From John Belushi as Animal House’s boozy beast Blutarsky, who downs an entire bottle of Jack Daniels in one megagulp to Karen Allen, who drinks her way out of a sticky situation in Raiders of the Lost Ark, the movie’s best boozers have been a varied group.
There’s the happy drunk, a smashed stereotype best personified by Dudley Moore in Arthur. Rarely sober, the character stumbles through life with the aid of his loyal butler and bottles of champagne. When his fiancée Susan (Jill Eikenberry) tells him that “a real woman could stop you from drinking,” he replies, “It’d have to be a real BIG woman.”
If Moore was most loveable, then Billy Bob Thornton’s Bad Santa con man in is the least likeable. As a mall Santa who only takes the job to rob the place on Christmas Eve, he drinks, destroys a holiday display and scars an entire crowd of children. Drunk movie moments abound although the sight of a wobbly Santa Claus in a back alley swigging from a flask is the most indelible. Billy Bob Thornton says he was genuinely loaded during the filming.

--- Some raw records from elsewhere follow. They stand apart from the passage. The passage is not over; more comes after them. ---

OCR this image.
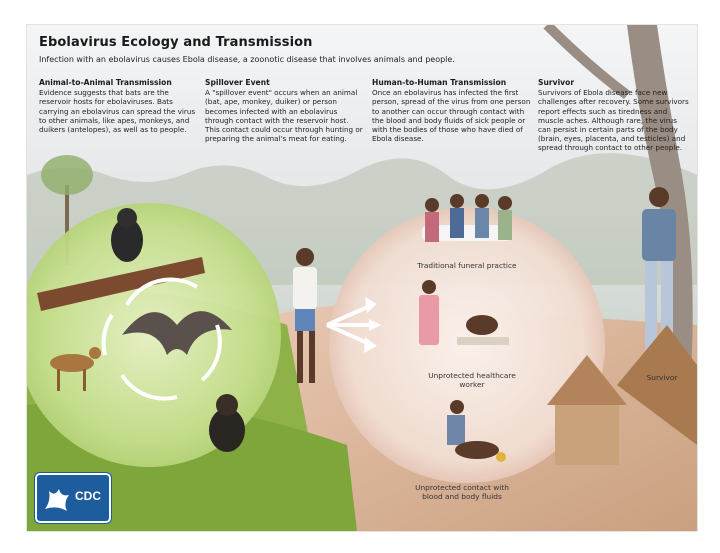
Ebolavirus Ecology and Transmission
Infection with an ebolavirus causes Ebola disease, a zoonotic disease that involves animals and people.
Animal-to-Animal Transmission

Evidence suggests that bats are the reservoir hosts for ebolaviruses. Bats carrying an ebolavirus can spread the virus to other animals, like apes, monkeys, and duikers (antelopes), as well as to people.

Spillover Event

A "spillover event" occurs when an animal (bat, ape, monkey, duiker) or person becomes infected with an ebolavirus through contact with the reservoir host. This contact could occur through hunting or preparing the animal's meat for eating.

Human-to-Human Transmission

Once an ebolavirus has infected the first person, spread of the virus from one person to another can occur through contact with the blood and body fluids of sick people or with the bodies of those who have died of Ebola disease.

Survivor

Survivors of Ebola disease face new challenges after recovery. Some survivors report effects such as tiredness and muscle aches. Although rare, the virus can persist in certain parts of the body (brain, eyes, placenta, and testicles) and spread through contact to other people.

Traditional funeral practice
Unprotected healthcare worker
Unprotected contact with blood and body fluids
Survivor
CDC
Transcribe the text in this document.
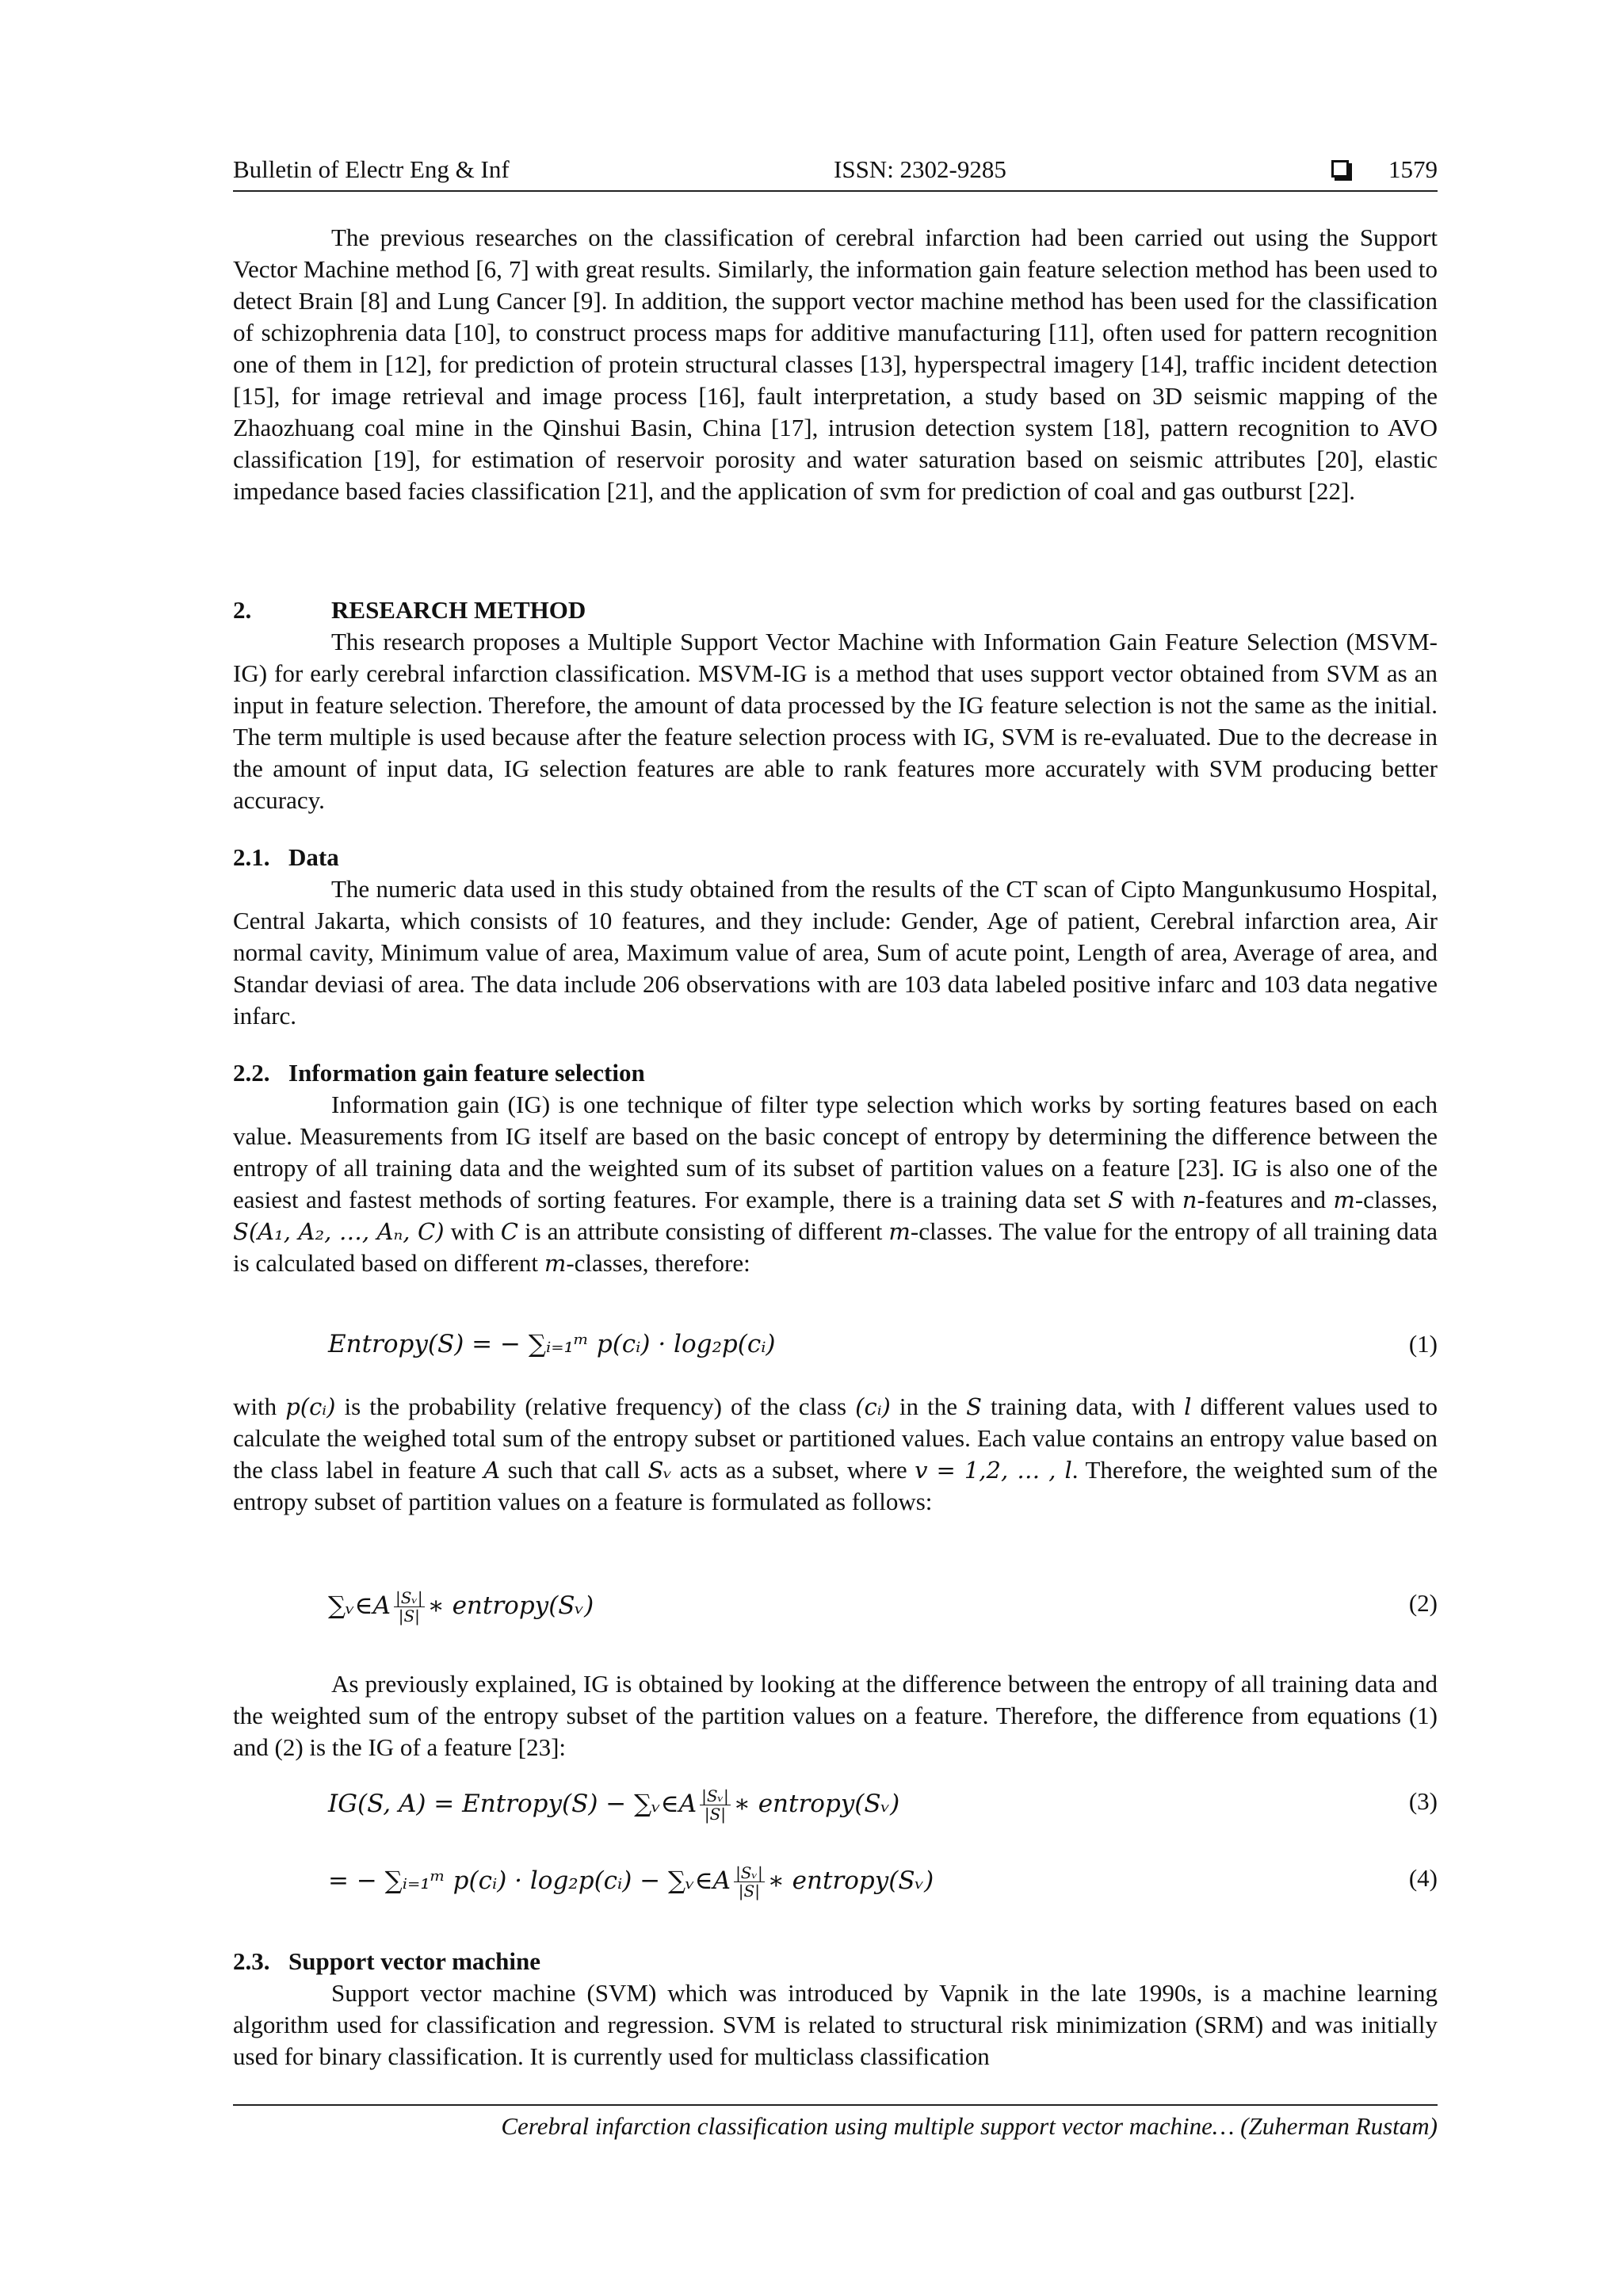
Bulletin of Electr Eng & Inf	ISSN: 2302-9285	1579

The previous researches on the classification of cerebral infarction had been carried out using the Support Vector Machine method [6, 7] with great results. Similarly, the information gain feature selection method has been used to detect Brain [8] and Lung Cancer [9]. In addition, the support vector machine method has been used for the classification of schizophrenia data [10], to construct process maps for additive manufacturing [11], often used for pattern recognition one of them in [12], for prediction of protein structural classes [13], hyperspectral imagery [14], traffic incident detection [15], for image retrieval and image process [16], fault interpretation, a study based on 3D seismic mapping of the Zhaozhuang coal mine in the Qinshui Basin, China [17], intrusion detection system [18], pattern recognition to AVO classification [19], for estimation of reservoir porosity and water saturation based on seismic attributes [20], elastic impedance based facies classification [21], and the application of svm for prediction of coal and gas outburst [22].

2.	RESEARCH METHOD

This research proposes a Multiple Support Vector Machine with Information Gain Feature Selection (MSVM-IG) for early cerebral infarction classification. MSVM-IG is a method that uses support vector obtained from SVM as an input in feature selection. Therefore, the amount of data processed by the IG feature selection is not the same as the initial. The term multiple is used because after the feature selection process with IG, SVM is re-evaluated. Due to the decrease in the amount of input data, IG selection features are able to rank features more accurately with SVM producing better accuracy.

2.1. Data

The numeric data used in this study obtained from the results of the CT scan of Cipto Mangunkusumo Hospital, Central Jakarta, which consists of 10 features, and they include: Gender, Age of patient, Cerebral infarction area, Air normal cavity, Minimum value of area, Maximum value of area, Sum of acute point, Length of area, Average of area, and Standar deviasi of area. The data include 206 observations with are 103 data labeled positive infarc and 103 data negative infarc.

2.2. Information gain feature selection

Information gain (IG) is one technique of filter type selection which works by sorting features based on each value. Measurements from IG itself are based on the basic concept of entropy by determining the difference between the entropy of all training data and the weighted sum of its subset of partition values on a feature [23]. IG is also one of the easiest and fastest methods of sorting features. For example, there is a training data set S with n-features and m-classes, S(A₁, A₂, …, Aₙ, C) with C is an attribute consisting of different m-classes. The value for the entropy of all training data is calculated based on different m-classes, therefore:

Entropy(S) = − ∑ᵢ₌₁ᵐ p(cᵢ) · log₂p(cᵢ)	(1)

with p(cᵢ) is the probability (relative frequency) of the class (cᵢ) in the S training data, with l different values used to calculate the weighed total sum of the entropy subset or partitioned values. Each value contains an entropy value based on the class label in feature A such that call Sᵥ acts as a subset, where v = 1,2, … , l. Therefore, the weighted sum of the entropy subset of partition values on a feature is formulated as follows:

∑ᵥ∈A $\frac{\text{|Sᵥ|}}{|S|}$ ∗ entropy(Sᵥ)	(2)

As previously explained, IG is obtained by looking at the difference between the entropy of all training data and the weighted sum of the entropy subset of the partition values on a feature. Therefore, the difference from equations (1) and (2) is the IG of a feature [23]:

IG(S, A) = Entropy(S) − ∑ᵥ∈A $\frac{\text{|Sᵥ|}}{|S|}$ ∗ entropy(Sᵥ)	(3)
= − ∑ᵢ₌₁ᵐ p(cᵢ) · log₂p(cᵢ) − ∑ᵥ∈A $\frac{\text{|Sᵥ|}}{|S|}$ ∗ entropy(Sᵥ)	(4)
2.3. Support vector machine

Support vector machine (SVM) which was introduced by Vapnik in the late 1990s, is a machine learning algorithm used for classification and regression. SVM is related to structural risk minimization (SRM) and was initially used for binary classification. It is currently used for multiclass classification

Cerebral infarction classification using multiple support vector machine… (Zuherman Rustam)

Jeff Bridges has played a variety of drunks in his day, most recently in True Grit and Crazy Hearty, but his best known drinker is Jeffrey “The Dude” Lebowski who singlehandedly re-popularized the White Russian. As laid-back party monster he drinks nine White Russians during the course of the movie.
Of course Hollywood occasionally uncorks a serious look at drinkers. Ray Milland showed the destructive side of boozing in The Lost Weekend, ditto Barfly’s Mickey Rourke but few have brought as much boozy beauty to a role than Elizabeth Taylor as the cantankerous Martha in Who’s Afraid of Virginia Woolf.
And finally, not all drunks are as dysfunctional as Martha. In Tombstone Val Kilmer’s Doc Holliday could still shoot even though he was seeing double. His technique? Use two guns, “one for each of you.”